For years, food marketers have struggled with this question, particularly for those brands and products that are not owned by Fortune 500 companies with deep pocket ad budgets. The answer can be found on something all food products have in common: packaging.
It has been estimated that 40%, and maybe even as high as 70%, of consumers make purchase decisions at the shelf level. They may use a shopping list, but the list is more often category specific, but not brand specific. There are many reasons for this shopping behavior, price point perhaps one of the most obvious. However, the packaging design that jumps off the shelf most often wins, among products within a category.
Packaging as advertising levels the playing field among food category competitors because so many consumers make spontaneous, at-the-shelf purchase decisions, irrespective of how much brand advertising they may have been exposed to. The first order of business for food marketers is investing in creative, effective packaging design, but what are the fundamentals of creative, effective packaging design?
Differentiation: The appeal of food and beverage packaging in the highly competitive retail environment is visual, and packaging design must visually convey product attributes in a way that differentiates one brand or product over its competitors.
Visibility: In the visually cluttered retail grocery environment, packaging must be designed for maximum visibility. Placing branding on all display panels, drawing consumer attention through the effective use of color and images, and other graphic tools that create visual contrast are all strategies used for effective packaging design.

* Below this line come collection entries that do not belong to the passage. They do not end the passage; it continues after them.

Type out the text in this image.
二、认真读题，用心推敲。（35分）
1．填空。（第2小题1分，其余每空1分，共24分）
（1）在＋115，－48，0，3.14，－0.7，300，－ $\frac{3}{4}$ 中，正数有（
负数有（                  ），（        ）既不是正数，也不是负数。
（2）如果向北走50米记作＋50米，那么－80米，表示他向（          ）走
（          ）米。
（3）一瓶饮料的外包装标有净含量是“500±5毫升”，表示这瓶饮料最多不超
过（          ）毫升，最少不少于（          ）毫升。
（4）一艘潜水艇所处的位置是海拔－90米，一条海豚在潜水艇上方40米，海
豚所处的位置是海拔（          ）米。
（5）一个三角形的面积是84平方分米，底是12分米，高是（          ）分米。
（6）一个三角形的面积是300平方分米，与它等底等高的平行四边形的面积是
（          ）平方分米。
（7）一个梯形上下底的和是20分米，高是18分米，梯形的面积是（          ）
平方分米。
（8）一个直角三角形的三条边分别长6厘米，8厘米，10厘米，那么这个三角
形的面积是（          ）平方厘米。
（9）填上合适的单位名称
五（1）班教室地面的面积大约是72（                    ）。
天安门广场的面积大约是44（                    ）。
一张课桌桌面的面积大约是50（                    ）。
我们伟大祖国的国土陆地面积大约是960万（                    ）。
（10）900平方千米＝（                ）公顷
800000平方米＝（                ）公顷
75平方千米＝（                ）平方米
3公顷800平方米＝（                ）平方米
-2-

Functionality: Consumers want packaging that is easy to handle, resealable for easy use/reuse, and convenient to store at home. Packaging design must not only fit the requirements of the product, it must fit the functionality requirements and expectations of consumers.
Shop-ability: Consumers compare brands in a matter of seconds in retail environments and effective packaging design enables consumers to quickly find product claims and attributes. Shop-ability in packaging design means that consumers are able to find key product claims where they expect them to be, and make the product comparisons that are inherent in consumer choice.
Messaging: Studies have shown that consumers typically spend five seconds looking at a package…barely enough time to register the branding, product serving suggestion photo, and the most important product attributes. Copy and messaging on effectively designed packaging is more akin to billboard advertising than other forms of advertising…a quick read with a single, clear message.